The drive to New York was amazing. As in, we couldn’t believe how easy it was for us to drive into Manhattan. We didn’t hit any traffic until we got to the Hudson Tunnel. And then, our hotel was about two miles from there. I’m still amazed at how easy it was. Part of me is tempted to try to drive into Manhattan again on a Friday afternoon (around 4) and see if it’s always that easy to get in.

After we checked into the hotel and quickly unloaded the bikes to get them in, we headed up toward Times Square. Mary and I figured that we’d see a show. Then my sister Julie’s flight landed right on time and said that she should be able to join us. We bought tickets for Matilda, which turned out to be a great show.

Saturday was spent in going to the Bike NY Expo to pick up our packets for the ride. We biked over and had a pretty good time. Afterwards, Shadla and I headed back to the hotel to get lunch, while Julie and Mary did a little riding around the area. After lunch, we head up to see the Highline Park, which was pretty cool. Then we head back to the hotel to hang out and watch the Kentucky Derby. Lots of relaxing since we were saving up our energy for the big ride.

Sunday morning brought some nice weather for the ride. We head out around 8am and were in a swarm of people with a 9:15am start time. The start was way more chaotic than last year and we didn’t get to the start until around 9:45am. By that time, we had split into our two teams, Juile and Mary were team A and Shadla and I were team B. Team A jumped right in the swarm and took off. Team B waited a bit for a slightly less busy time to jump in.

The ride up Sixth Avenue was pretty nice and Central Park was great. We then head into the Bronx which was great as well. Coming back into Manhattan we found the first bit of some heavy traffic, which happened a lot more this year than last year. We also came across a pretty bad accident, but we were still going strong. There was a big backup in the area right before the Queensboro Bridge. I remembered that this was the same place where there was a backup last year. We walked quite a bit and then had to start pedaling again on the entrance to the bridge. We were going ok, though working hard, until about the last bit of incline up the bridge. At that point, we got off the bikes and walked the rest of the way to the top. At the top, we could get back on our bikes and keep moving on. The ride over and down the bridge was great, until the very bottom. At that point, my team B partner got clipped by an idiot and almost (but didn’t!) go down. Once we regrouped at the bottom and took a rest at the rest stop, we got ready to head toward Brooklyn. Unfortunately, there was a huge delay as soon as we got out of the rest area. So we decided to end our tour there, right around 20 miles. We head over to the subway and took our bikes back to Manhattan and the hotel. Team A had a much longer day, since they finished the ride and had to wait for the ferry to bring them back to Manhattan. All in all, everyone was tired and pretty happy with their rides.
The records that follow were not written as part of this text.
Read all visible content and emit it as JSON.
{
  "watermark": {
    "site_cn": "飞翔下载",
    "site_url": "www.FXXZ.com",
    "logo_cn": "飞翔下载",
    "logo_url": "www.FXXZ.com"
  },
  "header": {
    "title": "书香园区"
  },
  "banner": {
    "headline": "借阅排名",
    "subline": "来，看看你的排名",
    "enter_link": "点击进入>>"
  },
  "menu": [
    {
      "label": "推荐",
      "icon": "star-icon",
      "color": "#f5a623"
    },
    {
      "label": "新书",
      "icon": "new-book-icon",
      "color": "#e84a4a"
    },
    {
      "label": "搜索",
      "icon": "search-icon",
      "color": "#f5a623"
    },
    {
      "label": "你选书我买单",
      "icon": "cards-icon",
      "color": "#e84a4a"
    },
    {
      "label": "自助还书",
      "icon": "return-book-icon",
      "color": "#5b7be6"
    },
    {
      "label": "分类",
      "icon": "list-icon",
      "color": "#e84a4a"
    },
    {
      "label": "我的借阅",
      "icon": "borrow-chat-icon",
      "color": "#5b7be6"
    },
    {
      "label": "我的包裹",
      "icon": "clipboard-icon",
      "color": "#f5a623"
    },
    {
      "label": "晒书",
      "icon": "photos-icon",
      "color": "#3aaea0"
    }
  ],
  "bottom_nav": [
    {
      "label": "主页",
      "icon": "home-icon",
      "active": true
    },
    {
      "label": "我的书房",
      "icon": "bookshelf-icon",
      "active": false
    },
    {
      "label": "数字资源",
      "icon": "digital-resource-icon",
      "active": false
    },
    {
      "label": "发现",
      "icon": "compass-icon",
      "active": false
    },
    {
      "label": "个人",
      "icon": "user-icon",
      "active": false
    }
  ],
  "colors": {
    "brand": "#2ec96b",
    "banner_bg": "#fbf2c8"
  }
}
The rest of Sunday was pretty low-key as everyone was tired. Mary caught a second wind, so we went to Chinatown so she could do a little shopping. She was happy as she scored some good deals.

Monday was departure day. We loaded up the bikes and head back to the Pittsburgh area, leaving around 11am. Once again, we were astonished at how easy it was for us to get out of Manhattan this time. The weather was beautiful and the drive to a suburb of Pittsburgh was lovely. As we were still a bit tired from the ride on the previous day, our goal was to eat dinner and then chill at the hotel, which we achieved. We left early the next morning and had a nice drive back to Illinois.

It was a lot of driving, but I think I enjoyed it far more than the train ride that I took last year. The ride was definitely more fun this year, as I didn’t do it by myself. Not sure if any of us will do it again next year, but I’d definitely consider it. I’d also be happy to take trips to other rides, as it’s definitely a lot of fun.